Federal courts have subject matter jurisdiction over cases which present a federal question, 28 U.S.C. § 1331; or when complete diversity of citizenship exists between plaintiffs and defendants and when the amount in controversy exceeds $75,000, 28 U.S.C. § 1332. Plaintiff, as the proponent of jurisdiction, has the burden of showing—by a preponderance of the evidence—facts that suggest the amount-in-controversy requirement is met. Oshana v. Coca-Cola Co., 472 F.3d 506, 511 (7th Cir. 2006). A good-faith estimate is acceptable if it is plausible and supported by a preponderance of the evidence. Id. See also Rubel v. Pfizer, Inc., 361 F.3d 1016, 1020 (7th Cir. 2004).
The Court finds no plausible showing that the amount-in-controversy in this case can exceed $75,000. Even if Plaintiff succeeded on all her claims, she does not even ask for $75,000; it is difficult to see how she could be awarded more. Furthermore, Plaintiff advances no federal question in her filings. Accordingly, this Court lacks subject matter jurisdiction.

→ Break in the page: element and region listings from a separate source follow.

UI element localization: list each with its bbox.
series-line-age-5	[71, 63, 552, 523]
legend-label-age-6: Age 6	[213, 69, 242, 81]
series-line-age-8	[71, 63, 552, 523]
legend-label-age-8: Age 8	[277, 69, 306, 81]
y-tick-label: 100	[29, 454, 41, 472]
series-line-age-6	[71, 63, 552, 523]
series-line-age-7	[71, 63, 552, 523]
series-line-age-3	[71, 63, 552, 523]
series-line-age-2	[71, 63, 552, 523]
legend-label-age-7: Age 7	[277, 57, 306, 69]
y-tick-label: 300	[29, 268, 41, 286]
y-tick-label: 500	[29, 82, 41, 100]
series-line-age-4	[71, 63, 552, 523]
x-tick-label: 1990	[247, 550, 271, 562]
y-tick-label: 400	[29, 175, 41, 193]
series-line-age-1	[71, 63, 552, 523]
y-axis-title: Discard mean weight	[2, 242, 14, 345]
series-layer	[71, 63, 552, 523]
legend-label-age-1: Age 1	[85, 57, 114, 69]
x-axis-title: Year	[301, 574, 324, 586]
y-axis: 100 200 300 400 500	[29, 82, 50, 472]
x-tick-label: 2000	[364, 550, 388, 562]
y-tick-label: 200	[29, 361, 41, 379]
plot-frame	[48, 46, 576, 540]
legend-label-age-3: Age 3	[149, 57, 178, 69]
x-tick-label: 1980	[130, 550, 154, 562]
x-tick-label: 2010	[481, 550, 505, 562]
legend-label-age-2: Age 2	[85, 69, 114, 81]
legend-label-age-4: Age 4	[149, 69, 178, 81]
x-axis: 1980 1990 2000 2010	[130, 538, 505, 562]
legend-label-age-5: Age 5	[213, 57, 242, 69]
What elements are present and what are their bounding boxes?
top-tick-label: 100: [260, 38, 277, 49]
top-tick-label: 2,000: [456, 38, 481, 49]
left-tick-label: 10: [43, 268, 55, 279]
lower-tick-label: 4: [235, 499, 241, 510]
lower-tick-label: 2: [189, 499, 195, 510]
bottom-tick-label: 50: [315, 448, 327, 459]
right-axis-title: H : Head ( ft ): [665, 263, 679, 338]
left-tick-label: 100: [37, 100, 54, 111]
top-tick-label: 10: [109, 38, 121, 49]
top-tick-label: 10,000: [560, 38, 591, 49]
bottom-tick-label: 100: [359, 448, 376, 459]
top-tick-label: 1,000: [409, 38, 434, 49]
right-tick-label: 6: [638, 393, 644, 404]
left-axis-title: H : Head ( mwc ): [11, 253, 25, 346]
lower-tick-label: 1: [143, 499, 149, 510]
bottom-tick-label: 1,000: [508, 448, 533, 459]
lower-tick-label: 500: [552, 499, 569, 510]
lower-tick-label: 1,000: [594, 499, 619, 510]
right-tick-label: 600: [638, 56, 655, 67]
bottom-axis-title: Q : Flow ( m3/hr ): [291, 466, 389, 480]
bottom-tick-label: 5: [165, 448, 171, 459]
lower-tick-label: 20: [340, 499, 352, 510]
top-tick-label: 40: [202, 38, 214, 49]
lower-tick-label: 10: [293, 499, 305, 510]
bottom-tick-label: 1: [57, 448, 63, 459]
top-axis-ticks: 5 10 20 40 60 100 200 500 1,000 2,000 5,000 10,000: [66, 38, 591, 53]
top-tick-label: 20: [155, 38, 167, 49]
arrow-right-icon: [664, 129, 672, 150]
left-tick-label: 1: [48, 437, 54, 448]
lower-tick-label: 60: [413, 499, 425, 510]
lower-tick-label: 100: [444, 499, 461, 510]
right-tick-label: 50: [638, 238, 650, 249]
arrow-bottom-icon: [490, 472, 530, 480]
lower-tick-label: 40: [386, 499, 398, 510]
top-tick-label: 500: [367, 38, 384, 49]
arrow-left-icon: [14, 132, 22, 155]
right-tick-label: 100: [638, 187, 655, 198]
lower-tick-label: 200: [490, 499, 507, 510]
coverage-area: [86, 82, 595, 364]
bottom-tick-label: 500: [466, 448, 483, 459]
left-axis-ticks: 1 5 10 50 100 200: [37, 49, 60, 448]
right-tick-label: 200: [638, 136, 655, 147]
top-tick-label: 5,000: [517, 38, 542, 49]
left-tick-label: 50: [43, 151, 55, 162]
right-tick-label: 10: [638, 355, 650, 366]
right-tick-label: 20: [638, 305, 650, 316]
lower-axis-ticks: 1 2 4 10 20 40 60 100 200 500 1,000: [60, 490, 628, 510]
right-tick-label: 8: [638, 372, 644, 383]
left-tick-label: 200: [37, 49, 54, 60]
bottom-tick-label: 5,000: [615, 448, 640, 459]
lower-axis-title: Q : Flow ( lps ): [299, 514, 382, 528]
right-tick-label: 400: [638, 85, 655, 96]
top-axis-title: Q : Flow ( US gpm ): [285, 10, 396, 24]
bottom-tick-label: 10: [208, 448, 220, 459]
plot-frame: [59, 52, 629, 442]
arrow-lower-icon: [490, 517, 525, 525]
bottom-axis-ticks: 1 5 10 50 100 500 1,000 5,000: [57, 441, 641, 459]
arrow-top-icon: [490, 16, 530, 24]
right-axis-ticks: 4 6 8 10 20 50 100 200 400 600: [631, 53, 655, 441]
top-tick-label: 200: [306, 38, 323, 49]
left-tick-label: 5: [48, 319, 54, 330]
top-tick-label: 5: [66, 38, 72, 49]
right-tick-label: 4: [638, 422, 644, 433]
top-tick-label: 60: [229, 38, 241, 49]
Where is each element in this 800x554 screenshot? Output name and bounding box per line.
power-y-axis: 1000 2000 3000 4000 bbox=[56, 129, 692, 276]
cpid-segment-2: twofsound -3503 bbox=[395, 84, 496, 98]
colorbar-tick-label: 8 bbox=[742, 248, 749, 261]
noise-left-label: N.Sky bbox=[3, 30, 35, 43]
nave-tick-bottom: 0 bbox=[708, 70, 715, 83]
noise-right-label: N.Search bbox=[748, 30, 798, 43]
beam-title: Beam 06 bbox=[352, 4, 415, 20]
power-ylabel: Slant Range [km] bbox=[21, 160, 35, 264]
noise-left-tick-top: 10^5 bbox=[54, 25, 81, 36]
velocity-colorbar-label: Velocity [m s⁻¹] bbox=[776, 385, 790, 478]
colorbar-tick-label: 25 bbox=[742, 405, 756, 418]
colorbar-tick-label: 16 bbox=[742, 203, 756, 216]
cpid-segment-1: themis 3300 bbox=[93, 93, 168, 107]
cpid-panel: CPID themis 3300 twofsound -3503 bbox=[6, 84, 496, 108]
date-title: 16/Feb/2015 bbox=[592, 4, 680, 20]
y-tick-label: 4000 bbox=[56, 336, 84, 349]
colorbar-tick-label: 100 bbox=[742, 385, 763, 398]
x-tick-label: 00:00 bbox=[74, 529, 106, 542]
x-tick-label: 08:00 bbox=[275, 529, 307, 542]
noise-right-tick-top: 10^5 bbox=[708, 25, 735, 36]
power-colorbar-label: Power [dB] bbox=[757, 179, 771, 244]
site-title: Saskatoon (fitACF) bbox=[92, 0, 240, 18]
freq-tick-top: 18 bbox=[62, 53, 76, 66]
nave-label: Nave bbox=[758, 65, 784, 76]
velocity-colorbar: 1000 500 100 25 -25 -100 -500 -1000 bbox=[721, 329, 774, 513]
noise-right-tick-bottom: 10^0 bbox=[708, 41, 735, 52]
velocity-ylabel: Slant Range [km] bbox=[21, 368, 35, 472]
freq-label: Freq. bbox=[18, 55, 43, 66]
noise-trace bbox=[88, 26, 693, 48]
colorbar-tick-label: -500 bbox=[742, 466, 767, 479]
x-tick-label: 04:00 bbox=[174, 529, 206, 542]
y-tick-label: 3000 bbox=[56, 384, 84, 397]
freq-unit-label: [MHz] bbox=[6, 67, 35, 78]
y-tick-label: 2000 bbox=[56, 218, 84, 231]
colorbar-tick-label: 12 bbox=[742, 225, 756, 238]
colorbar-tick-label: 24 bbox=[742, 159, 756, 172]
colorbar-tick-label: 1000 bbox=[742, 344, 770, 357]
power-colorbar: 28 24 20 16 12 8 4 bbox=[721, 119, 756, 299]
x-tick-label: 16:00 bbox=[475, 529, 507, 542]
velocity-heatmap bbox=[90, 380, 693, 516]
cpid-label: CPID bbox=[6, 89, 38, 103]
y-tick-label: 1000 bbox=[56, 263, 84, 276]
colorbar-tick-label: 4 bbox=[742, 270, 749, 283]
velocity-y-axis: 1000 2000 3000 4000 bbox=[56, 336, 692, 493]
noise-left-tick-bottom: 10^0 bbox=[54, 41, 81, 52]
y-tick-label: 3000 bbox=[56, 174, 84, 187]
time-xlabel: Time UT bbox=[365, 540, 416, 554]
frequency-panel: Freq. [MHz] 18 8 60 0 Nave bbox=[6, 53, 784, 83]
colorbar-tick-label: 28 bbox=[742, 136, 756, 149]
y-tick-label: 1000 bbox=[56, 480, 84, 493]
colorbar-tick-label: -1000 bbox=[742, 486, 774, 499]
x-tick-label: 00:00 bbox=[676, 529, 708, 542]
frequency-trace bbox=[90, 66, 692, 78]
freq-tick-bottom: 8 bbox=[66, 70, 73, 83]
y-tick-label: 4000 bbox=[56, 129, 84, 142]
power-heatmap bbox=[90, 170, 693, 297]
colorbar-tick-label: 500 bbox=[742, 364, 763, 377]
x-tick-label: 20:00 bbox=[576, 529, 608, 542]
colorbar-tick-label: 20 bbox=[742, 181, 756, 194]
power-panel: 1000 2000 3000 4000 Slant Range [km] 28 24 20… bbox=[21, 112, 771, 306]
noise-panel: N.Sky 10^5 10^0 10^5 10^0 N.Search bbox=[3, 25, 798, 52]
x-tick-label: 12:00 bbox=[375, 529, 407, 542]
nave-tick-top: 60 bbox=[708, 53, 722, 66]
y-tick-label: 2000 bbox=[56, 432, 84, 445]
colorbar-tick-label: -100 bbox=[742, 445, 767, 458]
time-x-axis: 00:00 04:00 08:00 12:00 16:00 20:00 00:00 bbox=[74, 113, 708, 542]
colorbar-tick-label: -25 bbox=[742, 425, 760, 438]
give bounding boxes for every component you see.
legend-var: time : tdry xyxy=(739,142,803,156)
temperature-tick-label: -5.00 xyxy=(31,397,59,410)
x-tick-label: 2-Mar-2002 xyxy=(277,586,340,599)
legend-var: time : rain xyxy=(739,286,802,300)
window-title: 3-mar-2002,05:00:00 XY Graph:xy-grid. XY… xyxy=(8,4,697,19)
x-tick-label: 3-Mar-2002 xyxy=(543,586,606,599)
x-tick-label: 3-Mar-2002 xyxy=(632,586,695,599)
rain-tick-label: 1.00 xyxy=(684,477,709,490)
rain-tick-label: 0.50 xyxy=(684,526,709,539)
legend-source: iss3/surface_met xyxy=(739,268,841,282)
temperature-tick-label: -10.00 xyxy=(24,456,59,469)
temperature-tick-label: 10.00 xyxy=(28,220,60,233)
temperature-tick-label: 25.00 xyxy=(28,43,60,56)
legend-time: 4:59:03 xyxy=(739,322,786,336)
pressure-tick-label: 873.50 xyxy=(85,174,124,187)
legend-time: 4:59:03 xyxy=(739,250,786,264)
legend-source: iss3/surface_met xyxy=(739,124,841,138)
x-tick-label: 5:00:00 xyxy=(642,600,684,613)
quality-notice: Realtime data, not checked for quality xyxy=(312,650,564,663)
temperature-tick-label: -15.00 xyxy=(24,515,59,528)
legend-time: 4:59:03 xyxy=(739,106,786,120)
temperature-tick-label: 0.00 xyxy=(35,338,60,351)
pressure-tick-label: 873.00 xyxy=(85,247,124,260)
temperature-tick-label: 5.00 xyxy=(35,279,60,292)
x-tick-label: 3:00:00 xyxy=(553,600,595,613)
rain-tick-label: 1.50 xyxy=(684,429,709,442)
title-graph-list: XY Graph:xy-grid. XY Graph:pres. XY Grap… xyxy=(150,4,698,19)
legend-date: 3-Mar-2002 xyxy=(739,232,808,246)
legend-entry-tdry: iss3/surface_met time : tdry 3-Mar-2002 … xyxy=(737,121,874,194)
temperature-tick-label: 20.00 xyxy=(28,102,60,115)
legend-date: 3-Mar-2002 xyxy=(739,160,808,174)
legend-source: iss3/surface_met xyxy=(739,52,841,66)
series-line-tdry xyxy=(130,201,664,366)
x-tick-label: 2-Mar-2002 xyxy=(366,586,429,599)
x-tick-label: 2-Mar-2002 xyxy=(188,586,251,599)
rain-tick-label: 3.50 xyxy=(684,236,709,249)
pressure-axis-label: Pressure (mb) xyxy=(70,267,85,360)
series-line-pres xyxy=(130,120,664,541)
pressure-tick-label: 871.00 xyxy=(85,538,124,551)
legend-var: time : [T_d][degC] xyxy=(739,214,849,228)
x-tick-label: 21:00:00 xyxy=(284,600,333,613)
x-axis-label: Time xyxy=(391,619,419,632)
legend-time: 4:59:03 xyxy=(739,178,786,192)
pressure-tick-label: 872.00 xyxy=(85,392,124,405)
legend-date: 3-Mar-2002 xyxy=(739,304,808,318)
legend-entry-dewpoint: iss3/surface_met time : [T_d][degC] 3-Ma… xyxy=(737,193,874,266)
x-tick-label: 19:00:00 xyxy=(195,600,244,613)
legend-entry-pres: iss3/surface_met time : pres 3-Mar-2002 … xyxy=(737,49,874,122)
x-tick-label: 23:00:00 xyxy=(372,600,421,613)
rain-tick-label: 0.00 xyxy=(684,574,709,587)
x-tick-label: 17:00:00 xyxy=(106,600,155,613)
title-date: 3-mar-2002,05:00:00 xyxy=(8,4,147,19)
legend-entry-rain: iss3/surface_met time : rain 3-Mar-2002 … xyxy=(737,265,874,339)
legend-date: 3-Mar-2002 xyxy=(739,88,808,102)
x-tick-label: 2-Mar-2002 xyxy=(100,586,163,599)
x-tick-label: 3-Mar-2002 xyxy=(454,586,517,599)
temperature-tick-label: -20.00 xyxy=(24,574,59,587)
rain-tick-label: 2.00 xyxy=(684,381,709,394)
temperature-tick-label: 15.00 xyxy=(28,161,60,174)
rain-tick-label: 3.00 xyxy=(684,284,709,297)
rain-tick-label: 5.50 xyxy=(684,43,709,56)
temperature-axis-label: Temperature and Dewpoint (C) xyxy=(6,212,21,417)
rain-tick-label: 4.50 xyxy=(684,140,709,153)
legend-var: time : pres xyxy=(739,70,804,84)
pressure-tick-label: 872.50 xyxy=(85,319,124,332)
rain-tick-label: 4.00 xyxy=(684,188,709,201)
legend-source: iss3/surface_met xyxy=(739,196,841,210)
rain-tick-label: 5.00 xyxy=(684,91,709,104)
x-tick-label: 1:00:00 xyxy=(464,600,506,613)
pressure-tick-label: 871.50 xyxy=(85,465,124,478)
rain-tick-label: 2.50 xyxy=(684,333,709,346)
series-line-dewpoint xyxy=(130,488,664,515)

Even if this Court were to acquire subject matter jurisdiction, however, 28 U.S.C. § 1915(e)(2)(B)(ii) would still require a dismissal. This subsection mandates dismissal of any matter proceeding in forma pauperis which fails to state a claim on which relief can be granted. Plaintiff does not cite to applicable law. Washington's landlord-tenant law does not ordinarily apply to residential leases made in Indiana. This Court would thus be required to dismiss this case even if it had—somehow—found jurisdiction over the matter.
This opinion should not be read to speak to the merits of Plaintiff's complaint under state law. This Court expresses no opinion regarding the potential success or failure of any claims she may or may not have against her former landlord. Rather, the Court finds itself without authority to resolve the matter: to the extent Plaintiff's claims as filed can be brought anywhere, they must be brought in state court.
For the reasons stated above, the Court DENIES Plaintiff's motion to proceed in forma pauperis and DISMISSES the case for lack of subject matter jurisdiction.
Nor is this Court able to transfer this matter to a state court. See McLaughlin v. ARCO Polymers, Inc., 721 F.2d 426 (3d Cir. 1990) (finding that neither 28 U.S.C. § 1631 nor § 1447 authorized a district court to transfer to state court a matter originally filed there). The McLaughlin court did, ultimately, transfer the matter to state court, but did so under authority of state law. See 42 Pa. Cons. Stat. § 5103(b) (authorizing transfer of matters filed erroneously in federal court to Pennsylvania state court). Indiana's General Assembly has not passed such a law. Thus, if Plaintiff wishes to pursue her claim in another court, she must re-file it in that court.